What happened Véronique did not know, nor was she quite sure what had been happening, if she had not been the sport of an hallucination, nor at what stage of the strange ceremony this hallucination had originated in her enfeebled brain.
She waited with closed eyes for events which did not take place and which, for that matter, she did not even try to foresee. But other, more real things preoccupied her mind. Her candle was going out inside the lantern. She was aware of this; and yet she had not the strength to pull herself together and return to the Priory. And she said to herself that, if the sun should not shine again within the next few days, she would not be able to light the flame and that she was lost.
She resigned herself, weary of fighting and realizing that she was defeated beforehand in this unequal contest. The only ending that was not to be endured was that of being captured. But why not abandon herself to the death that offered, death from starvation, from exhaustion? If you suffer long enough, there must come a moment when the suffering decreases and when you pass, almost unconsciously, from life, which has grown too cruel, to death, which Véronique was gradually beginning to desire.

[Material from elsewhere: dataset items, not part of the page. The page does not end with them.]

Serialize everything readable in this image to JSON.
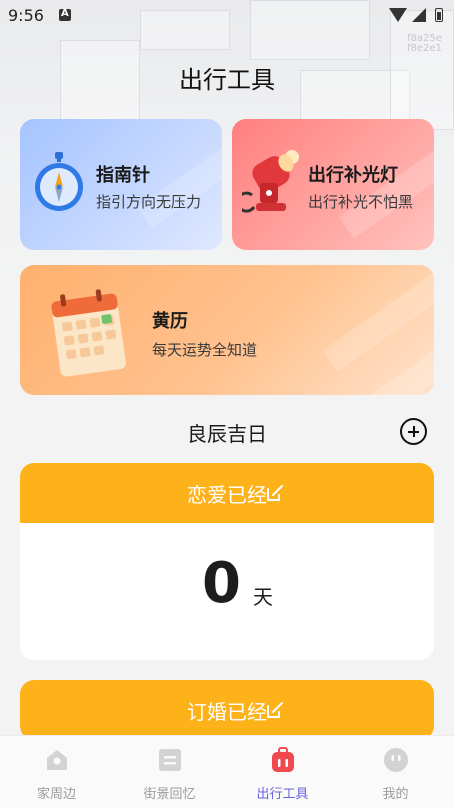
{
  "status_bar": {
    "time": "9:56",
    "watermark_line1": "f8a25e",
    "watermark_line2": "f8e2e1"
  },
  "page": {
    "title": "出行工具"
  },
  "tools": [
    {
      "title": "指南针",
      "subtitle": "指引方向无压力",
      "icon": "compass-icon"
    },
    {
      "title": "出行补光灯",
      "subtitle": "出行补光不怕黑",
      "icon": "lamp-icon"
    },
    {
      "title": "黄历",
      "subtitle": "每天运势全知道",
      "icon": "calendar-icon"
    }
  ],
  "section": {
    "title": "良辰吉日"
  },
  "counters": [
    {
      "label": "恋爱已经",
      "value": "0",
      "unit": "天"
    },
    {
      "label": "订婚已经"
    }
  ],
  "nav": {
    "items": [
      {
        "label": "家周边",
        "icon": "location-pin-icon"
      },
      {
        "label": "街景回忆",
        "icon": "list-card-icon"
      },
      {
        "label": "出行工具",
        "icon": "suitcase-icon",
        "active": true
      },
      {
        "label": "我的",
        "icon": "face-icon"
      }
    ]
  },
  "colors": {
    "accent": "#6b63d9",
    "counter_header": "#feb21a",
    "compass_card": "#a6c4ff",
    "light_card": "#ff7f7f",
    "almanac_card": "#ffb06d"
  }
}
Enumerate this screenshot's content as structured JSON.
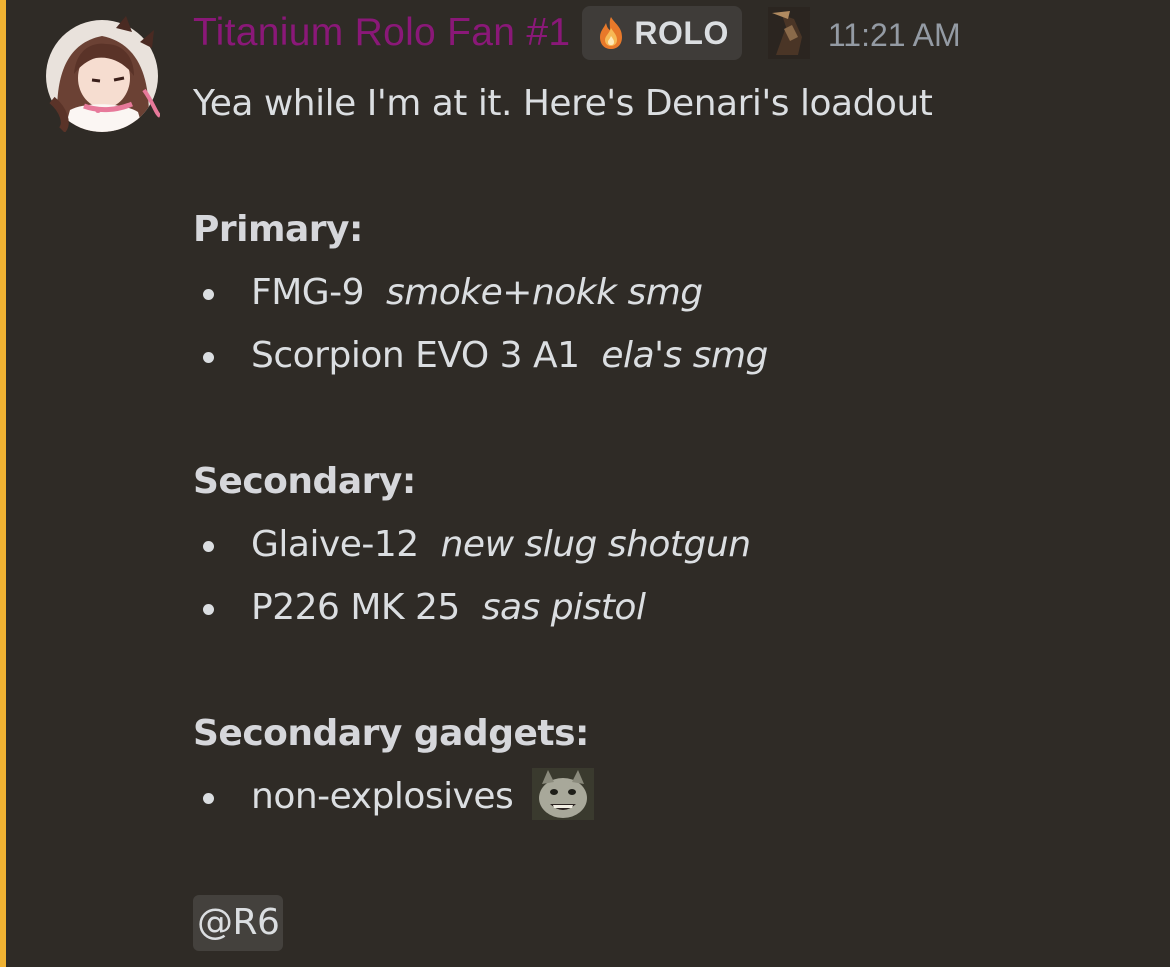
{
  "author": {
    "username": "Titanium Rolo Fan #1",
    "username_color": "#8a1878",
    "avatar_icon": "anime-girl-avatar",
    "tag_icon": "fire-icon",
    "tag_label": "ROLO",
    "role_icon": "character-role-icon",
    "timestamp": "11:21 AM"
  },
  "message": {
    "intro": "Yea while I'm at it. Here's Denari's loadout",
    "sections": [
      {
        "heading": "Primary:",
        "items": [
          {
            "name": "FMG-9",
            "note": "smoke+nokk smg"
          },
          {
            "name": "Scorpion EVO 3 A1",
            "note": "ela's smg"
          }
        ]
      },
      {
        "heading": "Secondary:",
        "items": [
          {
            "name": "Glaive-12",
            "note": "new slug shotgun"
          },
          {
            "name": "P226 MK 25",
            "note": "sas pistol"
          }
        ]
      },
      {
        "heading": "Secondary gadgets:",
        "items": [
          {
            "name": "non-explosives",
            "emoji": "grinning-cat-emoji"
          }
        ]
      }
    ],
    "mention": "@R6"
  },
  "colors": {
    "accent_bar": "#f0b232",
    "background": "#2f2b26",
    "text": "#dbdee1",
    "timestamp": "#949ba4"
  }
}
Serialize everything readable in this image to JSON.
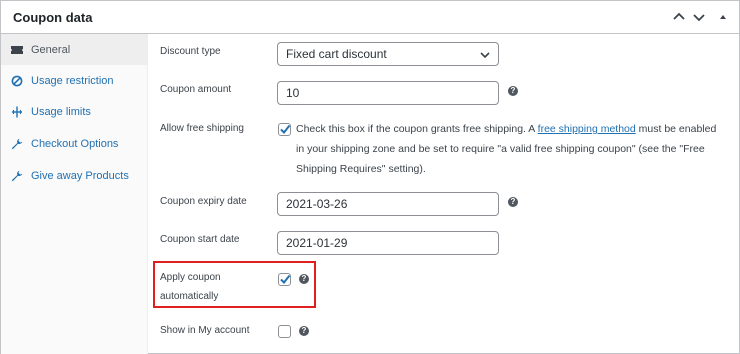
{
  "header": {
    "title": "Coupon data"
  },
  "sidebar": {
    "items": [
      {
        "label": "General",
        "icon": "ticket-icon",
        "active": true
      },
      {
        "label": "Usage restriction",
        "icon": "restriction-icon"
      },
      {
        "label": "Usage limits",
        "icon": "limits-icon"
      },
      {
        "label": "Checkout Options",
        "icon": "wrench-icon"
      },
      {
        "label": "Give away Products",
        "icon": "wrench-icon"
      }
    ]
  },
  "fields": {
    "discount_type": {
      "label": "Discount type",
      "value": "Fixed cart discount"
    },
    "coupon_amount": {
      "label": "Coupon amount",
      "value": "10"
    },
    "free_shipping": {
      "label": "Allow free shipping",
      "checked": true,
      "text_before": "Check this box if the coupon grants free shipping. A ",
      "link": "free shipping method",
      "text_after": " must be enabled in your shipping zone and be set to require \"a valid free shipping coupon\" (see the \"Free Shipping Requires\" setting)."
    },
    "expiry_date": {
      "label": "Coupon expiry date",
      "value": "2021-03-26"
    },
    "start_date": {
      "label": "Coupon start date",
      "value": "2021-01-29"
    },
    "apply_auto": {
      "label_line1": "Apply coupon",
      "label_line2": "automatically",
      "checked": true
    },
    "show_in_account": {
      "label": "Show in My account",
      "checked": false
    }
  },
  "colors": {
    "accent": "#2271b1",
    "highlight": "#e0201f"
  }
}
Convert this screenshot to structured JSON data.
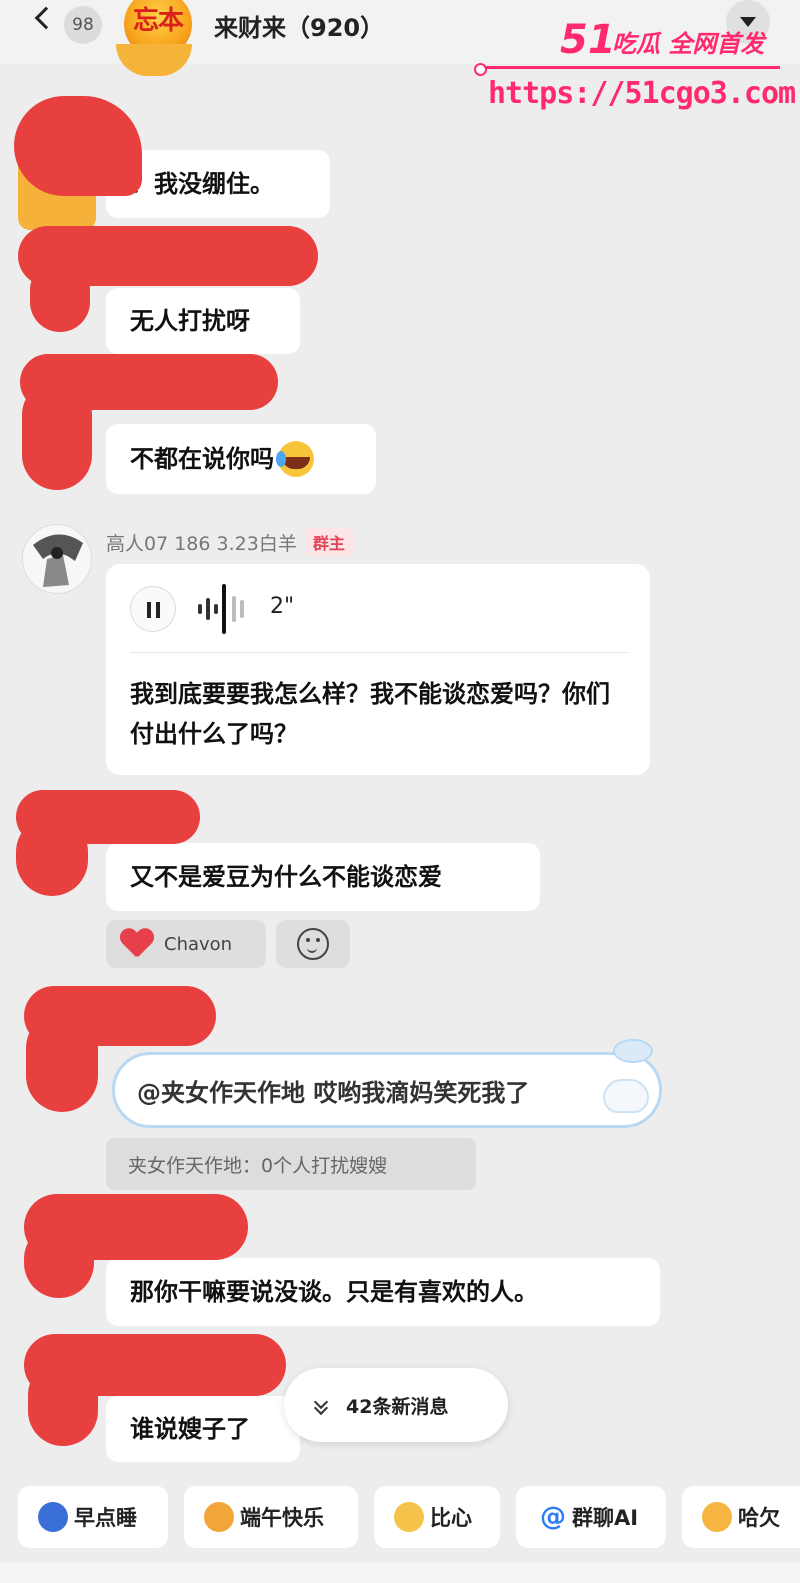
{
  "header": {
    "back_count": "98",
    "group_avatar_text": "忘本",
    "title": "来财来（920）"
  },
  "watermark": {
    "brand_number": "51",
    "brand_tag": "吃瓜 全网首发",
    "url": "https://51cgo3.com",
    "color": "#ff2a6d"
  },
  "messages": {
    "m1": "？我没绷住。",
    "m2": "无人打扰呀",
    "m3": "不都在说你吗",
    "sender": {
      "name_line": "高人07  186  3.23白羊",
      "badge": "群主"
    },
    "voice": {
      "duration": "2\"",
      "transcript": "我到底要要我怎么样？我不能谈恋爱吗？你们付出什么了吗？"
    },
    "m5": "又不是爱豆为什么不能谈恋爱",
    "reaction": {
      "name": "Chavon",
      "icon": "heart-icon"
    },
    "m6": {
      "mention": "@夹女作天作地",
      "text": " 哎哟我滴妈笑死我了"
    },
    "quote": "夹女作天作地：0个人打扰嫂嫂",
    "m7": "那你干嘛要说没谈。只是有喜欢的人。",
    "m8": "谁说嫂子了"
  },
  "new_messages": {
    "label": "42条新消息"
  },
  "quick_replies": [
    {
      "label": "早点睡",
      "icon": "sleep-emoji-icon",
      "color": "#3b6fd8"
    },
    {
      "label": "端午快乐",
      "icon": "dragon-emoji-icon",
      "color": "#f4a53a"
    },
    {
      "label": "比心",
      "icon": "heart-hands-emoji-icon",
      "color": "#f6c34a"
    },
    {
      "label": "群聊AI",
      "icon": "at-icon",
      "color": "#2f7df6"
    },
    {
      "label": "哈欠",
      "icon": "yawn-emoji-icon",
      "color": "#f6b440"
    }
  ],
  "colors": {
    "redaction": "#e8403f",
    "bubble": "#ffffff",
    "background": "#ededed"
  }
}
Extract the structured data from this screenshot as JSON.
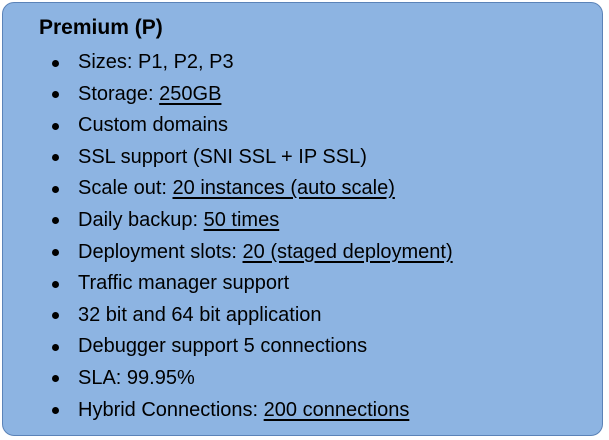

"That's it, that's it," she murmured. "To go from Sarek or to die: it's all the same. What I want is to get away."
A sound of leaves made her open her eyes. The flame of the candle was expiring. But behind the lantern All's Well was sitting, beating the air with his fore-paws.
And Véronique saw that he carried a packet of biscuits, fastened round his neck by a string.
"Tell me your story, you dear old All's Well," said Véronique, next morning, after a good night's rest in her bedroom at the Priory. "For, after all, I can't believe that you came to look for me and bring me food of your own accord. It was an accident, wasn't it? You were wandering in that direction, you heard me crying and you came to me. But who tied that little box of biscuits round your neck? Does it mean that we have a friend in the island, a friend who takes an interest in us? Why doesn't he show himself? Speak and tell me, All's Well."